No one can give back the most valuable thing that the artist and her mother have lost — time. Three and a half years spent in endless court hearings, under house arrest, under travel restrictions, under relentless pressure — it is impossible to compensate them for this time lost by making apologies or giving them money.
But the most terrible thing is that this story has not ended and the court has not yet made a decision. The prosecutor’s office has asked it to sentence Tsvetkova to three years in prison.
It is a wildly inappropriate sentence for pictures that no one would label pornography.
Everyone who has ever heard about the Yulia Tsvetkova has has probably asked themselves: why her? And why have the authorities pursued the case with such cruelty? How has it happened that a huge repressive apparatus has dispatched so many forces to persecute a female activist from a distant provincial town?
It is very important to closely examine the work of Yulia Tsvetkova, because this is a rare case when the authorities have been extremely honest. The Russian government does not like what feminist activists do, because their work is aimed at emancipating women and sexually educating young people, so that the country’s culture of violence weakens, and respect, tolerance, and acceptance of different people within the same community becomes the new cultural norm.

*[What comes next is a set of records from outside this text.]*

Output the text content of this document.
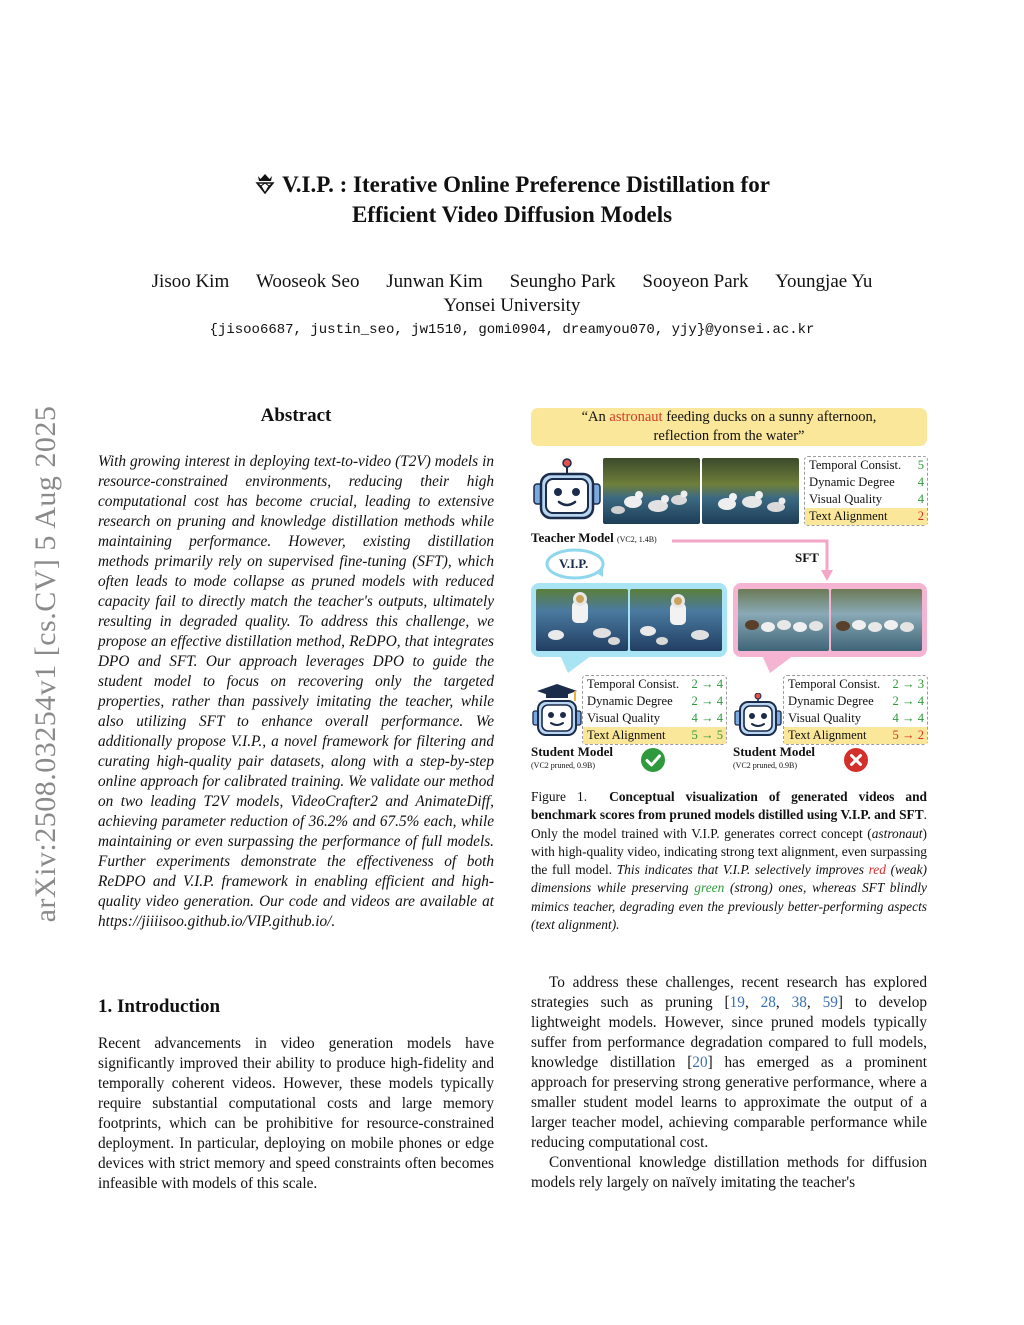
arXiv:2508.03254v1 [cs.CV] 5 Aug 2025
V.I.P. : Iterative Online Preference Distillation for
Efficient Video Diffusion Models
Jisoo Kim Wooseok Seo Junwan Kim Seungho Park Sooyeon Park Youngjae Yu
Yonsei University
{jisoo6687, justin_seo, jw1510, gomi0904, dreamyou070, yjy}@yonsei.ac.kr
Abstract

With growing interest in deploying text-to-video (T2V) models in resource-constrained environments, reducing their high computational cost has become crucial, leading to extensive research on pruning and knowledge distillation methods while maintaining performance. However, existing distillation methods primarily rely on supervised fine-tuning (SFT), which often leads to mode collapse as pruned models with reduced capacity fail to directly match the teacher's outputs, ultimately resulting in degraded quality. To address this challenge, we propose an effective distillation method, ReDPO, that integrates DPO and SFT. Our approach leverages DPO to guide the student model to focus on recovering only the targeted properties, rather than passively imitating the teacher, while also utilizing SFT to enhance overall performance. We additionally propose V.I.P., a novel framework for filtering and curating high-quality pair datasets, along with a step-by-step online approach for calibrated training. We validate our method on two leading T2V models, VideoCrafter2 and AnimateDiff, achieving parameter reduction of 36.2% and 67.5% each, while maintaining or even surpassing the performance of full models. Further experiments demonstrate the effectiveness of both ReDPO and V.I.P. framework in enabling efficient and high-quality video generation. Our code and videos are available at https://jiiiisoo.github.io/VIP.github.io/.

1. Introduction

Recent advancements in video generation models have significantly improved their ability to produce high-fidelity and temporally coherent videos. However, these models typically require substantial computational costs and large memory footprints, which can be prohibitive for resource-constrained deployment. In particular, deploying on mobile phones or edge devices with strict memory and speed constraints often becomes infeasible with models of this scale.

To address these challenges, recent research has explored strategies such as pruning [19, 28, 38, 59] to develop lightweight models. However, since pruned models typically suffer from performance degradation compared to full models, knowledge distillation [20] has emerged as a prominent approach for preserving strong generative performance, where a smaller student model learns to approximate the output of a larger teacher model, achieving comparable performance while reducing computational cost.

Conventional knowledge distillation methods for diffusion models rely largely on naïvely imitating the teacher's

“An astronaut feeding ducks on a sunny afternoon,
reflection from the water”
Temporal Consist. 5
Dynamic Degree 4
Visual Quality	4
Text Alignment 2
Teacher Model (VC2, 1.4B)
V.I.P.	SFT
Temporal Consist. 2 → 4
Dynamic Degree 2 → 4
Visual Quality 4 → 4
Text Alignment 5 → 5
Student Model
(VC2 pruned, 0.9B)
Temporal Consist. 2 → 3
Dynamic Degree 2 → 4
Visual Quality 4 → 4
Text Alignment 5 → 2
Student Model
(VC2 pruned, 0.9B)
Figure 1. Conceptual visualization of generated videos and benchmark scores from pruned models distilled using V.I.P. and SFT. Only the model trained with V.I.P. generates correct concept (astronaut) with high-quality video, indicating strong text alignment, even surpassing the full model. This indicates that V.I.P. selectively improves red (weak) dimensions while preserving green (strong) ones, whereas SFT blindly mimics teacher, degrading even the previously better-performing aspects (text alignment).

The state-sponsored system of patriarchy opposes sex education, because it does not want young people to grow up independent and capable of making decisions about their sexuality and choosing whether to become parents or not.
But the most important point is that the modern Russian government is against any form of self-organization, because it sees self-organization as a threat to its legitimacy. Free, educated people naturally want the authorities to represent their interests and share their values. The Putin regime does not like independent people, and it opposes grassroots initiatives and diversity.
So, the question of why the Russian authorities targeted Yulia Tsvetkova to demoralize and frighten the grassroots community is useful for thinking about what exactly we can oppose to the Russia’s self-reproducing system of state violence. Feminism, LGBT activism, sex education, and outreach work with teenagers — this is what the state patriarchate fears and this is what will enable us to defeat it.
Source: Darya Apahonchich, “‘The State Is Afraid of Feminism and Sex Education’: Why a Female Artist from Komsomolsk-on-Amur Has Been Targeted for Persecution,” Moscow Times, 17 July 2022. Translated by the Russian Reader. Ms. Apahonchich is an artist and feminist activist who was herself declared a “foreign agent” by the Russian Justice Ministry in December 2020. She has lived in exile since the summer of 2021.